Friday, April 15, 2022

Demons and Their Wretched Insistence

Lonesome deaths on the highway. Morning filled with the aroma of skunks. When I began this poem I was unsure, now I am not. The river in winter, snow crusting its banks, impossible to cross.

Something lost because we reached for the wrong thing? I pick up a couple frozen turkeys at the co-op, tuck them away for later roasting. Screens ruined us says the man who has never said no to a screen in his life. Yet I remember that sliver of Lake Champlain, how blue it was in the morning, how bright.
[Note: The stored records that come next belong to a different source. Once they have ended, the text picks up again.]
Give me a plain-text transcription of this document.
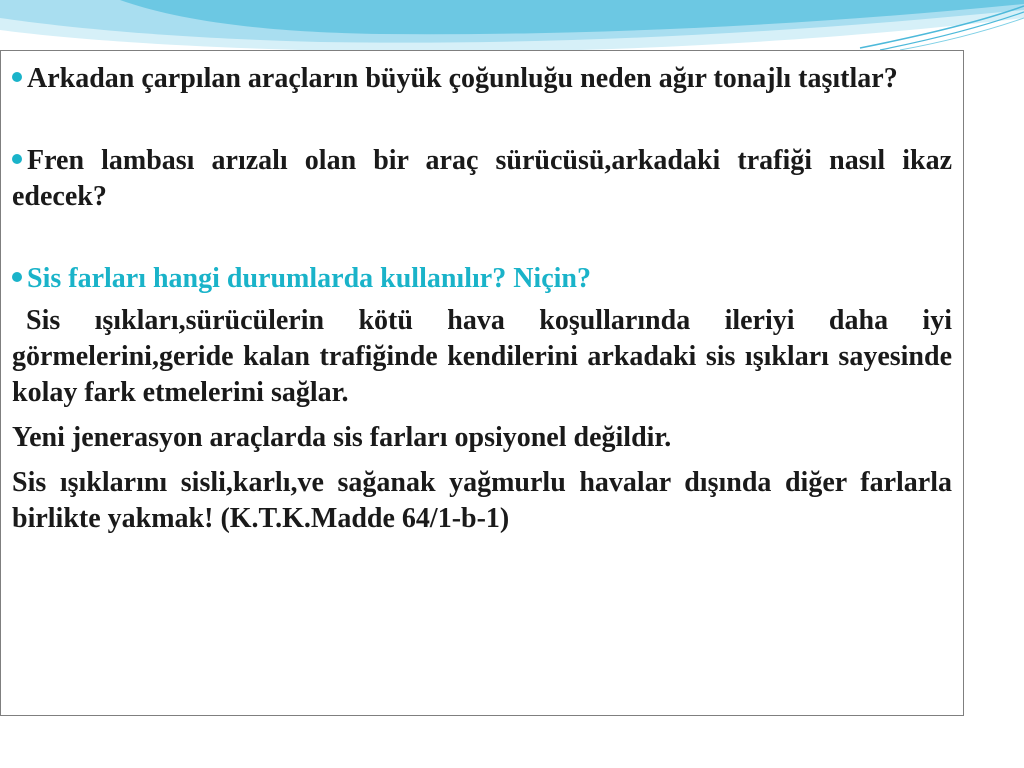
Arkadan çarpılan araçların büyük çoğunluğu neden ağır tonajlı taşıtlar?

Fren lambası arızalı olan bir araç sürücüsü,arkadaki trafiği nasıl ikaz edecek?

Sis farları hangi durumlarda kullanılır? Niçin?

Sis ışıkları,sürücülerin kötü hava koşullarında ileriyi daha iyi görmelerini,geride kalan trafiğinde kendilerini arkadaki sis ışıkları sayesinde kolay fark etmelerini sağlar.

Yeni jenerasyon araçlarda sis farları opsiyonel değildir.

Sis ışıklarını sisli,karlı,ve sağanak yağmurlu havalar dışında diğer farlarla birlikte yakmak! (K.T.K.Madde 64/1-b-1)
It’s not hard to be lost. We say goodbye near the chicken pen, both of us exhausted with the world. Fionnghuala painted tea cups once, now she paints landscapes of graveyards. Those demons and their wretched insistence on being included in creation.

Tired too of the effort to make everything theoretical, as if mere transaction is beneath us. You can believe or not believe, which puts the lie to your Jesus. Trying to be gentle and failing yet again. Not star-gazing exactly, more like trying to remember something about death with my head tilted.

Shifts in emphasis. Promiscuous metaphors! In my dream, Emily Dickinson weaves a flock of sparrows into a vast, light-filled sky. Quieter than I used to be but not wordless, not yet.